Unlike success failure is easily replicated.  Whereas hard work isn't always a formula for success a company with high leverage that ignores customers in a downturn is a recipe for failure.  Failure is so repeatable there are failure patterns that can be spotted in companies and in people.  If you spot a failure pattern at an investment it's worth considering whether it's time to sell.  If you spot a failure pattern at your own company it's either time to try to correct it or find another job.

Strong earnings alone are no safeguard against losses in a downturn.  I was discussing this with someone a few months back within the context of banks and he said "There were many banks with 15% ROE's until the day they failed in 2008."  In the investment world returns aren't strongly linked to one specific factor.  Great earnings and a high ROE can sometimes mean a stock appreciates, but not always.  A bad balance sheet will always have the potential for failure.  A company with sizable reserves can weather a severe drop in revenue for a prolonged period of time.  A highly levered company operating in the same environment will either fail, or will be hunting for credit at loan shark rates.

A company's balance sheet is what determines whether they survive or fail in a market downturn.  Earnings come and go, but the strength of the company resides in their balance sheet.  A company with a strong balance sheet can take advantage of a downturn by purchasing distressed competitors and bargain prices.  They can use their strength to attract customers who are scared of losing a valuable service.

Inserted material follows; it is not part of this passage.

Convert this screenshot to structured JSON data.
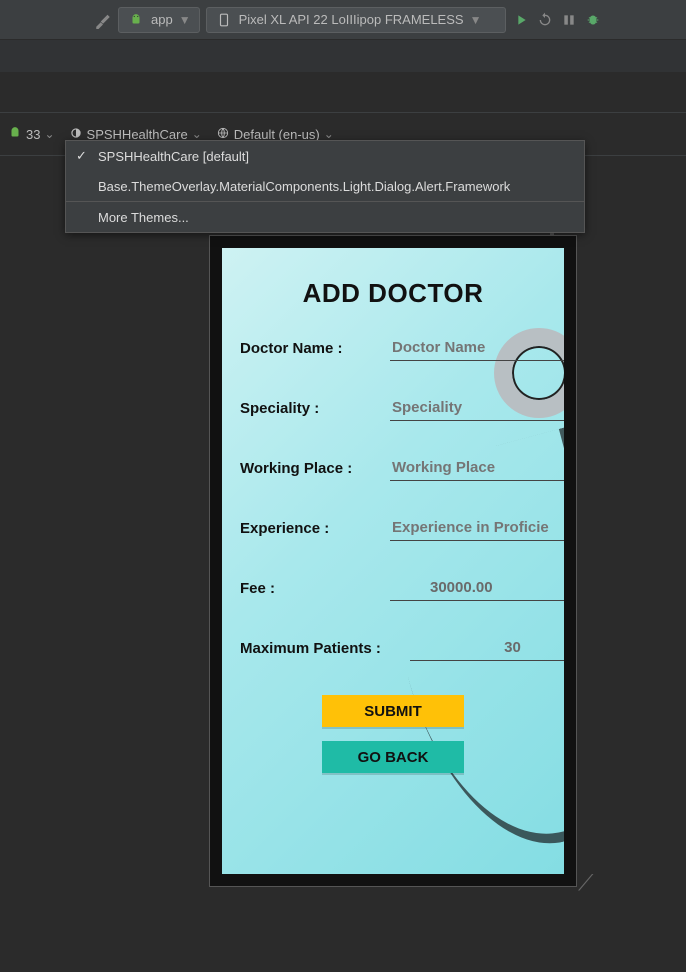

When the market is racing higher not many investors are thinking about balance sheets.  But downturns happen quickly.  What was a roaring market one day is a correction the next.  By the time the market is starting to correct it's too late to be thinking about safety.  An investor needs to keep the safety and strength of a company in the back of their mind during the entire bull market run. One never knows when the wind will change and a portfolio's result will be determined by the strength of each holding's balance sheet rather than their earning power.